Khalid no puede dormir y, cuando por fin lo consigue, se despierta creyendo que todo fue una pesadilla o una mentira. Entonces, se toca la pierna, roto el fémur por cinco sitios, y vuelve a la realidad. En silla de ruedas, denunció en el Juzgado la supuesta agresión.

Casi dos semanas tardó Khalid Brodli en denunciar la presunta paliza que le propinó media docena de agentes de la Guardia Civil de Corralejo. La supuesta agresión tuvo lugar el 8 de diciembre, en el descampado situado en la trasera del centro de salud, y la denuncia la presentó ayer, en silla de ruedas, en el juzgado de guardia de Puerto del Rosario. La tardanza se debe a que los golpes le produjeron varias heridas, entre ellas la rotura del fémur por cinco lugares que le obligó a permanecer hospitalizado hasta esta semana.

Khalid tiene 37 años y desde hace doce reside en Fuerteventura, con permiso de trabajo y residencia. Cuida animales, primero en el zoológico de La Lajita y ahora en el parque de ocio Baku de Corralejo. Ahora no sabe si volverá alguna vez a trabajar porque, a consecuencia de la paliza que supuestamente le propinó media docena de efectivos de la Guardia Civil de Corralejo, tiene el muslo destrozado.

En mitad del puente de la Inmaculada, concretamente el 8 de diciembre, dos agentes pararon a Khalid en la calle y le dijeron que los acompañara al cuartel para cachearle y revisarle mejor. Allí, le hicieron desnudar y, al negarse a quitarse la ropa interior, uno de los guardias civiles supuestamente le propinó un puñetazo en la cara. No le encontraron nada arriba y le dejaron ir, pero él insistió en poner una denuncia por el trato recibido y entonces fue cuando, según su relato, media docena de agentes lo subió a un coche oficial. Khalid relata en su denuncia que le subieron al coche y que otro vehículo más de la Guardia Civil los siguió. «Allí me golpearon durante un rato.
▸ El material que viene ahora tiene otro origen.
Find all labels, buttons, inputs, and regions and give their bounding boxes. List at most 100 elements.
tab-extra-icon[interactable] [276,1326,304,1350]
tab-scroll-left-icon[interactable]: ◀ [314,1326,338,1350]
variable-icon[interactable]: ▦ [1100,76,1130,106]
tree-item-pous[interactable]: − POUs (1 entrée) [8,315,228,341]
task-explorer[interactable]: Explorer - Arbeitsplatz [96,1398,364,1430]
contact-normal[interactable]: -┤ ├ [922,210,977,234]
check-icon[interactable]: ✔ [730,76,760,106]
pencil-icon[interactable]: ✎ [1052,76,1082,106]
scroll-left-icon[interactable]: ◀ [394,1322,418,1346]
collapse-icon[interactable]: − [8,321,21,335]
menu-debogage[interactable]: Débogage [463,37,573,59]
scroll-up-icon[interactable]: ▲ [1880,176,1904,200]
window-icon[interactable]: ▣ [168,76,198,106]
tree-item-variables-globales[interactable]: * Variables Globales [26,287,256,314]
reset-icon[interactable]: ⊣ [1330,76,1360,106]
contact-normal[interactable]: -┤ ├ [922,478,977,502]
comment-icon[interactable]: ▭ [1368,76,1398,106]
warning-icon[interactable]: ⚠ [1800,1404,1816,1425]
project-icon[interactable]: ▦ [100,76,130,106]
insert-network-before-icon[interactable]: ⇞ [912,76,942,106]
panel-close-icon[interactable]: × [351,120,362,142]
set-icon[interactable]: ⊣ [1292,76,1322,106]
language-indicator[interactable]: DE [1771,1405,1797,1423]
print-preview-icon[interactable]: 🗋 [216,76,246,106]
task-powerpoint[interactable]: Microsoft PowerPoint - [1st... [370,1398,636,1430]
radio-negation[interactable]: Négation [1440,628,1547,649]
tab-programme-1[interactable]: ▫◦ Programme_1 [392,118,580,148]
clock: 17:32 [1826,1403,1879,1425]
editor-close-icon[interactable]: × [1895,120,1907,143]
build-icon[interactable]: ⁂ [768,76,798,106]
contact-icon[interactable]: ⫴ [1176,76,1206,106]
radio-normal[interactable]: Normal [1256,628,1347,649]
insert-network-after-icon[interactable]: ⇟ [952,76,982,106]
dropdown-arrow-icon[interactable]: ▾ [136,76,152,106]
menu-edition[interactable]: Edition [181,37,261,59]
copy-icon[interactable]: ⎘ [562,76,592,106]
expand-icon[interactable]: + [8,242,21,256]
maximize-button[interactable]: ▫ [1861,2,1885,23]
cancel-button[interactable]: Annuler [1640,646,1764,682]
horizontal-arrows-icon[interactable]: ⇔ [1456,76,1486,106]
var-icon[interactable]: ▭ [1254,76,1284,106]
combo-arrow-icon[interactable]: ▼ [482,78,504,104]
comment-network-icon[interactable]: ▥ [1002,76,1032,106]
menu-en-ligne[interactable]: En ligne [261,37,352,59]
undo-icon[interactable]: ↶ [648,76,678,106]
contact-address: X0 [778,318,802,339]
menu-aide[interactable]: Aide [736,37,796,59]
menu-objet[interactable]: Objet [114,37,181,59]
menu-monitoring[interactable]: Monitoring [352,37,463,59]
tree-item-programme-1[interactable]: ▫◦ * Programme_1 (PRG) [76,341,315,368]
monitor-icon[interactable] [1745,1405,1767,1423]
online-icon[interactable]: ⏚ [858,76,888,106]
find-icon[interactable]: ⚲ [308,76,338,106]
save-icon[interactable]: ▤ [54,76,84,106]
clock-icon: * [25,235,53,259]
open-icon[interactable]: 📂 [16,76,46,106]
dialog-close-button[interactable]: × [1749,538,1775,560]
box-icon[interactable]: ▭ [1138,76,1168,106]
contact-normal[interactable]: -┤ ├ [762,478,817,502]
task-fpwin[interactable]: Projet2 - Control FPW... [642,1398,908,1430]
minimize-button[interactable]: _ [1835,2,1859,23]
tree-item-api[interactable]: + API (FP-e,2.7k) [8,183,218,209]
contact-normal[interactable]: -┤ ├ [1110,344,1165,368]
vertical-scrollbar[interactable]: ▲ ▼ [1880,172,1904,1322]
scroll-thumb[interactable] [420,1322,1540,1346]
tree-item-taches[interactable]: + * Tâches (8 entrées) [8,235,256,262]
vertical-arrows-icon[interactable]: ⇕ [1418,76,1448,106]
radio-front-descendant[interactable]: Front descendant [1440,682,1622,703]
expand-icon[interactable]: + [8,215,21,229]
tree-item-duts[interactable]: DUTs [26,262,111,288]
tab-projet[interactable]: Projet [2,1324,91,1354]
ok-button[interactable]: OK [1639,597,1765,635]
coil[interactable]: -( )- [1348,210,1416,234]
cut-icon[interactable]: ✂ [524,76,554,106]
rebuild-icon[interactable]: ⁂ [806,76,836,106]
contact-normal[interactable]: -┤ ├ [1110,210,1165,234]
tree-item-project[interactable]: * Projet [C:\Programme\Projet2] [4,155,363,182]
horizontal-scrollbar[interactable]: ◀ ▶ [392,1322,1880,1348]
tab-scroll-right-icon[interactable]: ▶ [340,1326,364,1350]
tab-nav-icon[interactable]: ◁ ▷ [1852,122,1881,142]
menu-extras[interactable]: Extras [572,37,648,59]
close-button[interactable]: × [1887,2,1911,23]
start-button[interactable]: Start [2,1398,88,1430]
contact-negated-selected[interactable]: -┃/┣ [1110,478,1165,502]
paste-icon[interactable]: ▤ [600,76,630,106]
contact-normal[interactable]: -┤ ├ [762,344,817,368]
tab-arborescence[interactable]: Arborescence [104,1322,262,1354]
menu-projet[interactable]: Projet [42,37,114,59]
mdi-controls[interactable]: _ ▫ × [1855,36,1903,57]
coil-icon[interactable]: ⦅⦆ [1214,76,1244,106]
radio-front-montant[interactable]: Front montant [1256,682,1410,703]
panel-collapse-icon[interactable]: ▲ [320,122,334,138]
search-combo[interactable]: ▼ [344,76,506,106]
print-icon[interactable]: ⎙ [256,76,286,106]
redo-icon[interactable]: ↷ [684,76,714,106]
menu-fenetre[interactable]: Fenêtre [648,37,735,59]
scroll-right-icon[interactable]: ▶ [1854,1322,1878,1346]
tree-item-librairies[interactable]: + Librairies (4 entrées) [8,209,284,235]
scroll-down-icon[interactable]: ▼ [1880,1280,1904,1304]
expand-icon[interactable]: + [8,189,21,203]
Cuando se cansaron, me dejaron tirado en el descampado sin el móvil. Cuando intenté ponerme en pie, me di cuenta que no podía, que tenía el muslo roto».

Arrastrándose, llegó hasta el centro de salud de Corralejo y desde allí le enviaron al Hospital General, donde lo operaron por una fractura múltiple en el fémur.

Amenazas

Todavía Khalid no sabe por qué supuestamente le agredieron. «Como volvieron para amenazarme y decirme que si decía algo me mataban, no quería hablar, no dije nada, hasta llegar al hospital y sentirme seguro».

Este ciudadano asegura que «sólo quiero justicia. Si no lo vives, no puedes ni imaginarte lo que significa vivir con miedo. La Guardia Civil está para protegerte, por eso cuando me llevaron con el coche no me imaginaba que me iban a pegar y romper la pierna».